Note that if we review the motifs discovered by ED in Figs. 1, 14, 15 and 16 they are all very similar, in spite of coming from different domains. Moreover, they are all “simple”.

This “simplicity bias” was observed in Dau and Keogh (2017), which suggests a technique to bias the results away from simple motifs. However, it is not clear we can bias towards warped patterns.

4.2 An example of DTW motif join

One of the useful implications of framing our hunt for DTW motifs as a Matrix Profile problem is that we can avail ourselves of the wealth of expanded definitions for the Matrix Profile (Zhu et al. 2016, 2018; Dau and Keogh 2017). In particular, here we show the utility of conducting time series joins. The Matrix Profile is defined for all types of joins. For example, classic motif discovery can be seen as a self-join. Here we are interested in a full-outer-join, equivalent to simply concatenating the two time series of interest, and running SWAMP on the result.

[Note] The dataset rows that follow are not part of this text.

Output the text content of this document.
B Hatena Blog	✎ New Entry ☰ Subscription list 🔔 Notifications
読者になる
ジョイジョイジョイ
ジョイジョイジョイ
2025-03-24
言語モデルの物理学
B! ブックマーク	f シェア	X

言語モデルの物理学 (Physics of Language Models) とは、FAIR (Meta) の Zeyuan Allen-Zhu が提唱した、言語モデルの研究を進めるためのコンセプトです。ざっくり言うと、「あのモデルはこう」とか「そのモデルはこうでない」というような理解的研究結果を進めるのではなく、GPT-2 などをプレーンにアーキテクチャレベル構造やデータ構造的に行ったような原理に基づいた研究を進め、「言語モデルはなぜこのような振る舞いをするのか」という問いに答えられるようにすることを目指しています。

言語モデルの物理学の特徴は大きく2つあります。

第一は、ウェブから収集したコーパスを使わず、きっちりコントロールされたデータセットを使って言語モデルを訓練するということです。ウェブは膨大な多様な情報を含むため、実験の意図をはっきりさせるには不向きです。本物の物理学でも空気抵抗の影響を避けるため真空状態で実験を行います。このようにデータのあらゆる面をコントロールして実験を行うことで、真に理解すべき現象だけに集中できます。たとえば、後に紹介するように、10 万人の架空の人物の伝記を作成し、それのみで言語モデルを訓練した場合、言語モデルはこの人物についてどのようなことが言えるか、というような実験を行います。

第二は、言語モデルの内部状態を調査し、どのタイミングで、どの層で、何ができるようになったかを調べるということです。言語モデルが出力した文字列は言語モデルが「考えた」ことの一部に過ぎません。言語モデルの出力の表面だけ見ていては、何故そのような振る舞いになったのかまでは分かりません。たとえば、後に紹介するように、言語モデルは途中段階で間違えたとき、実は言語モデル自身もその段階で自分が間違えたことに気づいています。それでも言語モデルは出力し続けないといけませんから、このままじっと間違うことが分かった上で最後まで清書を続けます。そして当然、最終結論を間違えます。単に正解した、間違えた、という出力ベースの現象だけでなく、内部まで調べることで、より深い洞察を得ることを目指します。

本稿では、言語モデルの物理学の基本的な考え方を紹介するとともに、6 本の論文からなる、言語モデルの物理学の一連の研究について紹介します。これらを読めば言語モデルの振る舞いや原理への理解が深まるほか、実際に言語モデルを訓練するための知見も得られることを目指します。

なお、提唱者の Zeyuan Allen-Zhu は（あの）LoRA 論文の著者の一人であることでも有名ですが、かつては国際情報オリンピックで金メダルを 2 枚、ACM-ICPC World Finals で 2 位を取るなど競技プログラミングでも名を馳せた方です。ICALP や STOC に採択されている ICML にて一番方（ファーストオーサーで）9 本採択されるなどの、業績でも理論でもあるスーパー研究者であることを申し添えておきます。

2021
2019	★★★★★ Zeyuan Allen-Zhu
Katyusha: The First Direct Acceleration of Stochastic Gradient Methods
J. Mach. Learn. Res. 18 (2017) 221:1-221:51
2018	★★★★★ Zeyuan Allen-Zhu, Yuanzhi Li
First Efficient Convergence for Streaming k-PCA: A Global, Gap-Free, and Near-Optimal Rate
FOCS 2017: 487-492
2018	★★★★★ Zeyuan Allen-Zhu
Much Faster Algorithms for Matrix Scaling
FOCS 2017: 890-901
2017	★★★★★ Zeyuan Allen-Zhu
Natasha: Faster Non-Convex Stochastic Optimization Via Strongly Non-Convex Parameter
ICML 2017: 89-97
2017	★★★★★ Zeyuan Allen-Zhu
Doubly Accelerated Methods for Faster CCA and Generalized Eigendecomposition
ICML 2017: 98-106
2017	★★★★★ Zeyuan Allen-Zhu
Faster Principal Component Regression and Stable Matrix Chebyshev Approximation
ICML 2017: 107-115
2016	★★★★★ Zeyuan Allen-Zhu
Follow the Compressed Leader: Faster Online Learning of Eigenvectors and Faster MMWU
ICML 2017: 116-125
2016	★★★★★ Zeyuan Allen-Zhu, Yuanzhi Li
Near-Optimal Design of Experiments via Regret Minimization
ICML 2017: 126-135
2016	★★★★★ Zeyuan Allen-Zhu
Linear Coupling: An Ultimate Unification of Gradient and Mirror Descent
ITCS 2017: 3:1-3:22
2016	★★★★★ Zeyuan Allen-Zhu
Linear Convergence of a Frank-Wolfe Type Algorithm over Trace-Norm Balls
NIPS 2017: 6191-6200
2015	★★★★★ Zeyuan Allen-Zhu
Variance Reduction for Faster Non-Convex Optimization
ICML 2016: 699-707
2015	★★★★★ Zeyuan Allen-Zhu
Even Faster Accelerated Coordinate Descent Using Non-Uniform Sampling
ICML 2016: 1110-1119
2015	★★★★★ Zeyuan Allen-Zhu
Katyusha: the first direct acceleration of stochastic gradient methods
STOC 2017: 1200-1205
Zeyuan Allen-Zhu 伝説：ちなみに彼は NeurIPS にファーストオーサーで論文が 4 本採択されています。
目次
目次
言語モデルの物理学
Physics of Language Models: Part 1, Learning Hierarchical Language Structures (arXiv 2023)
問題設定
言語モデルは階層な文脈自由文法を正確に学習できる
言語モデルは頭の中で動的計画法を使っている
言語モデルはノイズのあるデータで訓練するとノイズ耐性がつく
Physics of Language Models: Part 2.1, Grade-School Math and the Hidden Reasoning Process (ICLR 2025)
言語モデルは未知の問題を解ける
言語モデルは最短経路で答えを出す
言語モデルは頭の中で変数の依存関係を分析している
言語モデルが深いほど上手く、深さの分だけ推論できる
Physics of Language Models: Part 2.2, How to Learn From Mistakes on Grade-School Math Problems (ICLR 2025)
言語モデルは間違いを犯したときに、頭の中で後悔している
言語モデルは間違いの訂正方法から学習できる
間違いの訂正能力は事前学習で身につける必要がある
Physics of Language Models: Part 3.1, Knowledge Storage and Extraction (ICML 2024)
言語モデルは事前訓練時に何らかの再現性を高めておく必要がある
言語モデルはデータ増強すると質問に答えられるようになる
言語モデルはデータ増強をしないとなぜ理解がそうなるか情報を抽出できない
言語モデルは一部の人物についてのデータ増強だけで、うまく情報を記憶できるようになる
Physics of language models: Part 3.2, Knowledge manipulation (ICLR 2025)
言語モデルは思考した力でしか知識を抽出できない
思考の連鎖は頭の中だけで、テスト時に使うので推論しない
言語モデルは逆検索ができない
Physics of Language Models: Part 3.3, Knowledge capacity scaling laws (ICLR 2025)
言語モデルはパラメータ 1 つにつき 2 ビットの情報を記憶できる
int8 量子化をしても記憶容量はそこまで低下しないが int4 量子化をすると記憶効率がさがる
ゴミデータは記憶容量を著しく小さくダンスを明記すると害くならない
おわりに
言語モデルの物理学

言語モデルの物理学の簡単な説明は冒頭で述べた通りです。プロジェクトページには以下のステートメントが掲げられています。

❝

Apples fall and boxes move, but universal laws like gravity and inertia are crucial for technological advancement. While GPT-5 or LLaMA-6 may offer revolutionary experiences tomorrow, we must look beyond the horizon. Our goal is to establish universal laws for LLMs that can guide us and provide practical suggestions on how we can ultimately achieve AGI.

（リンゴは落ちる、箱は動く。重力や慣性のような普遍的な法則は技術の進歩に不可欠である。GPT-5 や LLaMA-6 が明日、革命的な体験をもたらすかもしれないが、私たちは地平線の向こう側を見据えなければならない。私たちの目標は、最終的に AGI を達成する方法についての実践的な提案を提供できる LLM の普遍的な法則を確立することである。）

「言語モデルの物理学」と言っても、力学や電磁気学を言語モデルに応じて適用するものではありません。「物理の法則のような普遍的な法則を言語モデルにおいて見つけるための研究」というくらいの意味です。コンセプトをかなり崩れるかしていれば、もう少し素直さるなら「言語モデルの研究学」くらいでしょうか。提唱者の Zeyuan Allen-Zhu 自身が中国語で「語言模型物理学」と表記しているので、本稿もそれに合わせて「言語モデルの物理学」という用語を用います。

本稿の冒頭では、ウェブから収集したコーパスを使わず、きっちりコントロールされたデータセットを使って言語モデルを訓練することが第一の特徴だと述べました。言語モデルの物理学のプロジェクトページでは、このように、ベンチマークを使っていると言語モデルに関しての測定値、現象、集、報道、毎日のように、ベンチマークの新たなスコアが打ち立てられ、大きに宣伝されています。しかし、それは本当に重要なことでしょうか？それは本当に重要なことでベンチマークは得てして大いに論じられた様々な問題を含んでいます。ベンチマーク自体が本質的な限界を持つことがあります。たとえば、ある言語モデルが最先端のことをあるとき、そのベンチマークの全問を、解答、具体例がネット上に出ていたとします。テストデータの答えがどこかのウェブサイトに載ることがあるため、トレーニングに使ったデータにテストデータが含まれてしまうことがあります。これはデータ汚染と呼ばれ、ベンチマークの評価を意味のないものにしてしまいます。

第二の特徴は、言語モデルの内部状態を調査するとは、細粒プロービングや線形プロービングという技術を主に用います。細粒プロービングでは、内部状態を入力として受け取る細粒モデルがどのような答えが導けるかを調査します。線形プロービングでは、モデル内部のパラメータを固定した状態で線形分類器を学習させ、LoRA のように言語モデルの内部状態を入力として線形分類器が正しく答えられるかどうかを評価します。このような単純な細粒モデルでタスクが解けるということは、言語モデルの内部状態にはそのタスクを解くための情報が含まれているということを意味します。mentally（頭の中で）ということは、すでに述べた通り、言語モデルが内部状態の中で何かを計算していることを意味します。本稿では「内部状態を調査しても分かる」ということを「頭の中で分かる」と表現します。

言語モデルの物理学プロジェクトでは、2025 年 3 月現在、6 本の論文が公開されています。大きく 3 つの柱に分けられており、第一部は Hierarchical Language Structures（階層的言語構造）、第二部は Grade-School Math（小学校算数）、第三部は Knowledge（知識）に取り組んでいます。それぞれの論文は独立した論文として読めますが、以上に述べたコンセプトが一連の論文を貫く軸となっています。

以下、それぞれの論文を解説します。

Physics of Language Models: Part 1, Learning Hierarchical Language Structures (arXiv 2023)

To demonstrate the utility of motif joins, we consider a dataset of cricket umpire signals. A carefully processed and contrived version of this dataset appears in the UCR Archive (Dau et al. 2019). However, the dataset shown in Fig. 17 was recorded in the same session, but in natural uninterrupted sequences. We took the full Z-axis right-hand acceleration time series from two participants and joined them. Because this is a full-outer-join, it is possible that subsequences from one person could join with themselves. That is exactly what happened with the ED motif, joining Graeme’s sign for “noball” with his (only superficially similar) sign for “six”. In contrast, the DTW motif joins examples of the sign for a “six”, in spite of the fact that Alex signs it more leisurely than Graeme.

Fig. 17
figure 17

(Top) A dataset consisting of Graeme signaling, followed by Alex signaling cricket umpire signs. (Bottom.left) The top-1 ED motif joins the sign for “noball” with the sign for “six”. (Bottom.right) the top-1 DTW motif joins two signs for “six”, one each performed by Alex and Graeme

In passing, we foreshadow the scalability results in Sect. 4.4 by noting that for this experiment, 99.8562% of all candidate motif pairs were pruned in Phase I, and that by the end of Phase II, 99.999692% of all candidate motif pairs were pruned. Thus, only 0.000308% of the possible DTW comparisons needed to be made.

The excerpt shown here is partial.